In the article above, I wrote:
The first question led me to reading up on the “I have nothing to hide” argument and its implication on privacy development. It’s about the subtle nuance of agency: “I have nothing to hide” is fundamentally different from “I have nothing I want to show you.” The former implies that a person has no reason to not expose everything unless there’s something nefarious going on, shifting the agency of data control to a non-owner. The latter rightfully associates the agency of data control to its owner, implying that sharing is a willful action, not an expectation. If we’re talking about privacy as a right, each citizen should be able to decide what to share, not whether to hide. The nothing-to-hide argument short-circuits that logic to halt critical thinking around privacy and stifle public discussion.
My thinking around data protection stems from this distinction: I am the owner of my data and I should give explicit permission for the harvesting and use of my data. By not protecting my data, I lose my ability to control it, and relinquish that power to someone else.
My thinking on this hasn’t changed a bit. What changed, however, are the new technologies available to help me implement something other than the clumsy six-email system that I used.

In my previous framework, I classified all apps and services I used into 6 categories based on their exposure of my PII (Personally Identifiable Information). I gave each service their own email address in ProtonMail and a “+” alias. This would insulate me from data leaks being used to serial-attack other services sharing the same PII.
However, this approach had several flaws. Aside from the simplistic aliasing scheme that’s easily reverse engineered, the biggest one was inconvenience: I had to think about classification and aliasing every time I sign up for something. If I wanted to shut down communication from a service, I had to manually block its sender address or request account deletion. Keeping track of 6 email addresses and all of their aliases were getting tiring. Occasionally, some services also didn’t support the “+” symbol for archaic reasons.
Random Email Generator
The centerpiece of my current setup is a new iCloud feature awkwardly called: Hide My Email. Essentially, this is an email generation tool that routes incoming emails to an inbox of your choice, and replies are made to appear from the same anonymized address to the recipients as well. Combined with iCloud Keychain, it’s a complete system to manage anonymized emails and randomly generated passwords.

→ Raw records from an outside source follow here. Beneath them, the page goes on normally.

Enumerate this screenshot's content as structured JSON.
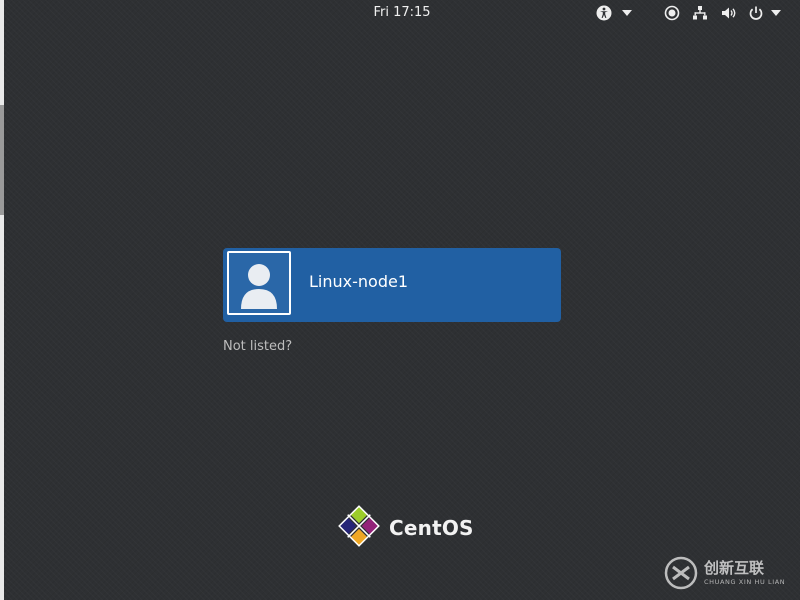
{
  "topbar": {
    "clock": "Fri 17:15",
    "icons": [
      "accessibility-icon",
      "chevron-down-icon",
      "display-brightness-icon",
      "network-icon",
      "volume-icon",
      "power-icon",
      "chevron-down-icon"
    ]
  },
  "users": [
    {
      "name": "Linux-node1",
      "avatar": "user-silhouette-icon"
    }
  ],
  "login": {
    "not_listed": "Not listed?"
  },
  "branding": {
    "distro": "CentOS",
    "logo": "centos-logo-icon"
  },
  "watermark": {
    "title": "创新互联",
    "subtitle": "CHUANG XIN HU LIAN"
  },
  "colors": {
    "background": "#2e3033",
    "user_card": "#2160a3",
    "topbar_text": "#f0f0f0",
    "muted_link": "#bdbdbd"
  }
}
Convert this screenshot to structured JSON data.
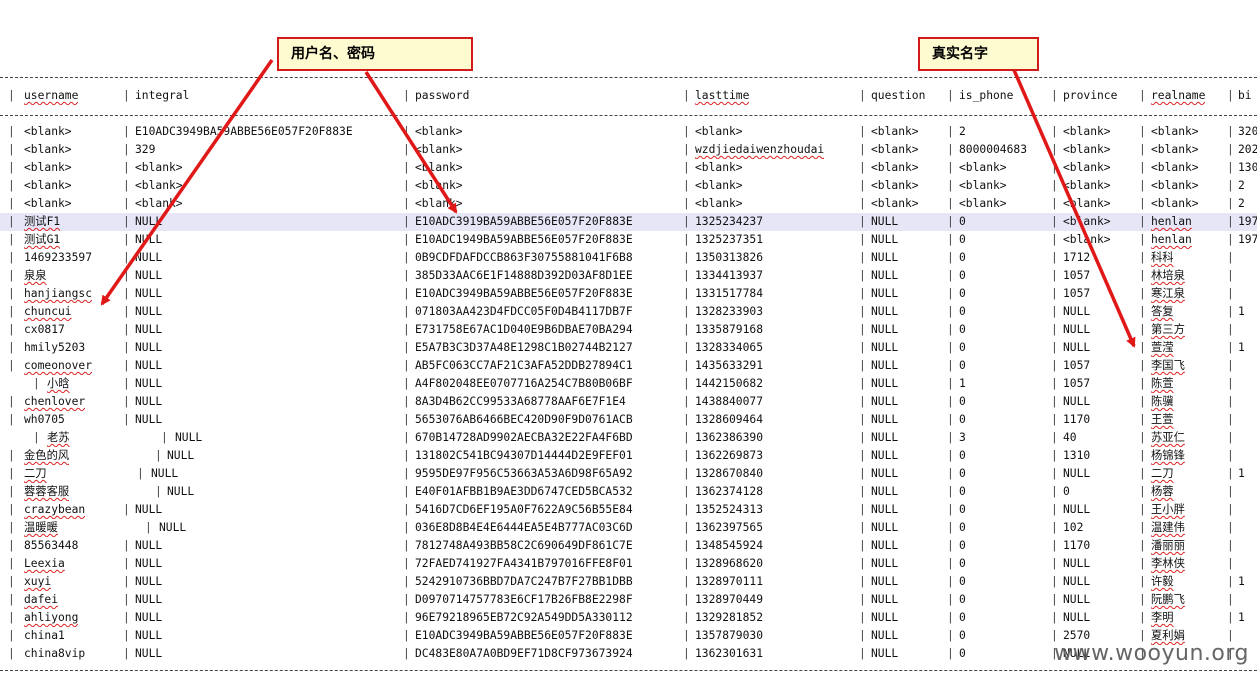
{
  "callouts": {
    "userpass": "用户名、密码",
    "realname": "真实名字"
  },
  "watermark": "www.wooyun.org",
  "colors": {
    "arrow": "#e01818",
    "callout_bg": "#fffbd0",
    "callout_border": "#d21a1a",
    "highlight_row": "#e6e6f7"
  },
  "table": {
    "headers": [
      "username",
      "integral",
      "password",
      "lasttime",
      "question",
      "is_phone",
      "province",
      "realname",
      "bi"
    ],
    "rows": [
      [
        "<blank>",
        "E10ADC3949BA59ABBE56E057F20F883E",
        "<blank>",
        "<blank>",
        "<blank>",
        "2",
        "<blank>",
        "<blank>",
        "320"
      ],
      [
        "<blank>",
        "329",
        "<blank>",
        "wzdjiedaiwenzhoudai",
        "<blank>",
        "8000004683",
        "<blank>",
        "<blank>",
        "202"
      ],
      [
        "<blank>",
        "<blank>",
        "<blank>",
        "<blank>",
        "<blank>",
        "<blank>",
        "<blank>",
        "<blank>",
        "130"
      ],
      [
        "<blank>",
        "<blank>",
        "<blank>",
        "<blank>",
        "<blank>",
        "<blank>",
        "<blank>",
        "<blank>",
        "2"
      ],
      [
        "<blank>",
        "<blank>",
        "<blank>",
        "<blank>",
        "<blank>",
        "<blank>",
        "<blank>",
        "<blank>",
        "2"
      ],
      [
        "测试F1",
        "NULL",
        "E10ADC3919BA59ABBE56E057F20F883E",
        "1325234237",
        "NULL",
        "0",
        "<blank>",
        "henlan",
        "197"
      ],
      [
        "测试G1",
        "NULL",
        "E10ADC1949BA59ABBE56E057F20F883E",
        "1325237351",
        "NULL",
        "0",
        "<blank>",
        "henlan",
        "197"
      ],
      [
        "1469233597",
        "NULL",
        "0B9CDFDAFDCCB863F30755881041F6B8",
        "1350313826",
        "NULL",
        "0",
        "1712",
        "科科",
        ""
      ],
      [
        "泉泉",
        "NULL",
        "385D33AAC6E1F14888D392D03AF8D1EE",
        "1334413937",
        "NULL",
        "0",
        "1057",
        "林培泉",
        ""
      ],
      [
        "hanjiangsc",
        "NULL",
        "E10ADC3949BA59ABBE56E057F20F883E",
        "1331517784",
        "NULL",
        "0",
        "1057",
        "寒江泉",
        ""
      ],
      [
        "chuncui",
        "NULL",
        "071803AA423D4FDCC05F0D4B4117DB7F",
        "1328233903",
        "NULL",
        "0",
        "NULL",
        "答复",
        "1"
      ],
      [
        "cx0817",
        "NULL",
        "E731758E67AC1D040E9B6DBAE70BA294",
        "1335879168",
        "NULL",
        "0",
        "NULL",
        "第三方",
        ""
      ],
      [
        "hmily5203",
        "NULL",
        "E5A7B3C3D37A48E1298C1B02744B2127",
        "1328334065",
        "NULL",
        "0",
        "NULL",
        "萱滢",
        "1"
      ],
      [
        "comeonover",
        "NULL",
        "AB5FC063CC7AF21C3AFA52DDB27894C1",
        "1435633291",
        "NULL",
        "0",
        "1057",
        "李国飞",
        ""
      ],
      [
        "小晗",
        "NULL",
        "A4F802048EE0707716A254C7B80B06BF",
        "1442150682",
        "NULL",
        "1",
        "1057",
        "陈萱",
        ""
      ],
      [
        "chenlover",
        "NULL",
        "8A3D4B62CC99533A68778AAF6E7F1E4",
        "1438840077",
        "NULL",
        "0",
        "NULL",
        "陈骥",
        ""
      ],
      [
        "wh0705",
        "NULL",
        "5653076AB6466BEC420D90F9D0761ACB",
        "1328609464",
        "NULL",
        "0",
        "1170",
        "王萱",
        ""
      ],
      [
        "老苏",
        "NULL",
        "670B14728AD9902AECBA32E22FA4F6BD",
        "1362386390",
        "NULL",
        "3",
        "40",
        "苏亚仁",
        ""
      ],
      [
        "金色的风",
        "NULL",
        "131802C541BC94307D14444D2E9FEF01",
        "1362269873",
        "NULL",
        "0",
        "1310",
        "杨锦锋",
        ""
      ],
      [
        "二刀",
        "NULL",
        "9595DE97F956C53663A53A6D98F65A92",
        "1328670840",
        "NULL",
        "0",
        "NULL",
        "二刀",
        "1"
      ],
      [
        "蓉蓉客服",
        "NULL",
        "E40F01AFBB1B9AE3DD6747CED5BCA532",
        "1362374128",
        "NULL",
        "0",
        "0",
        "杨蓉",
        ""
      ],
      [
        "crazybean",
        "NULL",
        "5416D7CD6EF195A0F7622A9C56B55E84",
        "1352524313",
        "NULL",
        "0",
        "NULL",
        "王小胖",
        ""
      ],
      [
        "温暖暖",
        "NULL",
        "036E8D8B4E4E6444EA5E4B777AC03C6D",
        "1362397565",
        "NULL",
        "0",
        "102",
        "温建伟",
        ""
      ],
      [
        "85563448",
        "NULL",
        "7812748A493BB58C2C690649DF861C7E",
        "1348545924",
        "NULL",
        "0",
        "1170",
        "潘丽丽",
        ""
      ],
      [
        "Leexia",
        "NULL",
        "72FAED741927FA4341B797016FFE8F01",
        "1328968620",
        "NULL",
        "0",
        "NULL",
        "李林侠",
        ""
      ],
      [
        "xuyi",
        "NULL",
        "5242910736BBD7DA7C247B7F27BB1DBB",
        "1328970111",
        "NULL",
        "0",
        "NULL",
        "许毅",
        "1"
      ],
      [
        "dafei",
        "NULL",
        "D0970714757783E6CF17B26FB8E2298F",
        "1328970449",
        "NULL",
        "0",
        "NULL",
        "阮鹏飞",
        ""
      ],
      [
        "ahliyong",
        "NULL",
        "96E79218965EB72C92A549DD5A330112",
        "1329281852",
        "NULL",
        "0",
        "NULL",
        "李明",
        "1"
      ],
      [
        "china1",
        "NULL",
        "E10ADC3949BA59ABBE56E057F20F883E",
        "1357879030",
        "NULL",
        "0",
        "2570",
        "夏利娟",
        ""
      ],
      [
        "china8vip",
        "NULL",
        "DC483E80A7A0BD9EF71D8CF973673924",
        "1362301631",
        "NULL",
        "0",
        "NULL",
        "",
        ""
      ]
    ]
  }
}
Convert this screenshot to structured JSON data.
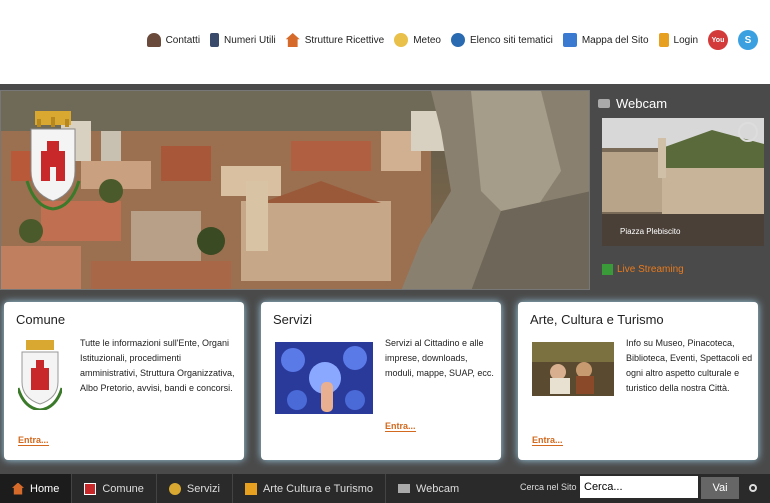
{
  "top_links": [
    {
      "label": "Contatti",
      "icon": "user-icon",
      "color": "#6a4a3a"
    },
    {
      "label": "Numeri Utili",
      "icon": "phone-icon",
      "color": "#3a4a6a"
    },
    {
      "label": "Strutture Ricettive",
      "icon": "house-icon",
      "color": "#d66a2a"
    },
    {
      "label": "Meteo",
      "icon": "weather-icon",
      "color": "#e8c04a"
    },
    {
      "label": "Elenco siti tematici",
      "icon": "globe-icon",
      "color": "#2a6ab0"
    },
    {
      "label": "Mappa del Sito",
      "icon": "map-icon",
      "color": "#3a7ad0"
    },
    {
      "label": "Login",
      "icon": "lock-icon",
      "color": "#e8a020"
    }
  ],
  "social": [
    {
      "label": "You",
      "icon": "youtube-icon",
      "color": "#d33a3a"
    },
    {
      "label": "S",
      "icon": "skype-icon",
      "color": "#3aa0e0"
    }
  ],
  "webcam": {
    "title": "Webcam",
    "caption": "Piazza Plebiscito",
    "streaming": "Live Streaming"
  },
  "cards": [
    {
      "title": "Comune",
      "text": "Tutte le informazioni sull'Ente, Organi Istituzionali, procedimenti amministrativi, Struttura Organizzativa, Albo Pretorio, avvisi, bandi e concorsi.",
      "link": "Entra..."
    },
    {
      "title": "Servizi",
      "text": "Servizi al Cittadino e alle imprese, downloads, moduli, mappe, SUAP, ecc.",
      "link": "Entra..."
    },
    {
      "title": "Arte, Cultura e Turismo",
      "text": "Info su Museo, Pinacoteca, Biblioteca, Eventi, Spettacoli ed ogni altro aspetto culturale e turistico della nostra Città.",
      "link": "Entra..."
    }
  ],
  "nav": [
    {
      "label": "Home",
      "icon": "home-icon"
    },
    {
      "label": "Comune",
      "icon": "comune-icon"
    },
    {
      "label": "Servizi",
      "icon": "servizi-icon"
    },
    {
      "label": "Arte Cultura e Turismo",
      "icon": "arte-icon"
    },
    {
      "label": "Webcam",
      "icon": "camera-icon"
    }
  ],
  "search": {
    "label": "Cerca nel Sito",
    "value": "Cerca...",
    "button": "Vai"
  }
}
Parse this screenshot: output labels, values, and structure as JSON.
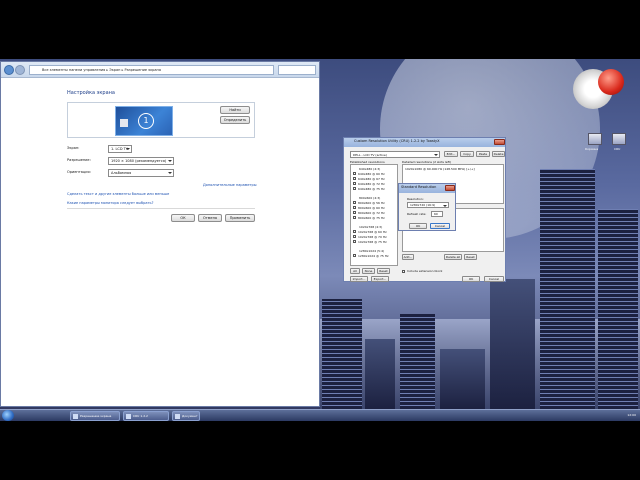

I love the simplicity and effectiveness of this system, despite its UI shortcomings:
- It’s significantly more convenient: one tap to generate a new email address the moment a form asks you for one.
- It’s more maintainable: the system automatically recommends inactive email addresses for deletion.
- It’s private: completely random yet human-readable email addresses (e.g. byte.flicker.0@icloud.com) that is practically impossible to reverse engineer.
- It’s integrated and portable: I can reply to messages routed via this address without revealing my real email, as well as having all of them forwarded to a third party email client if I don’t want to use iCloud Mail.
The great thing? There are non-Apple alternatives as well:
- DuckDuckGo offers a similar service with tracker removal and random email address generation
- 1Password and Fastmail partnered up to offer a password manager + randomized email generation service closest to Apple’s integrated offering.
Hide My Email has completely replaced my need for a manual solution. Until passwords and login emails are rendered obsolete in the future, this is probably one of the best intermediate solutions there is.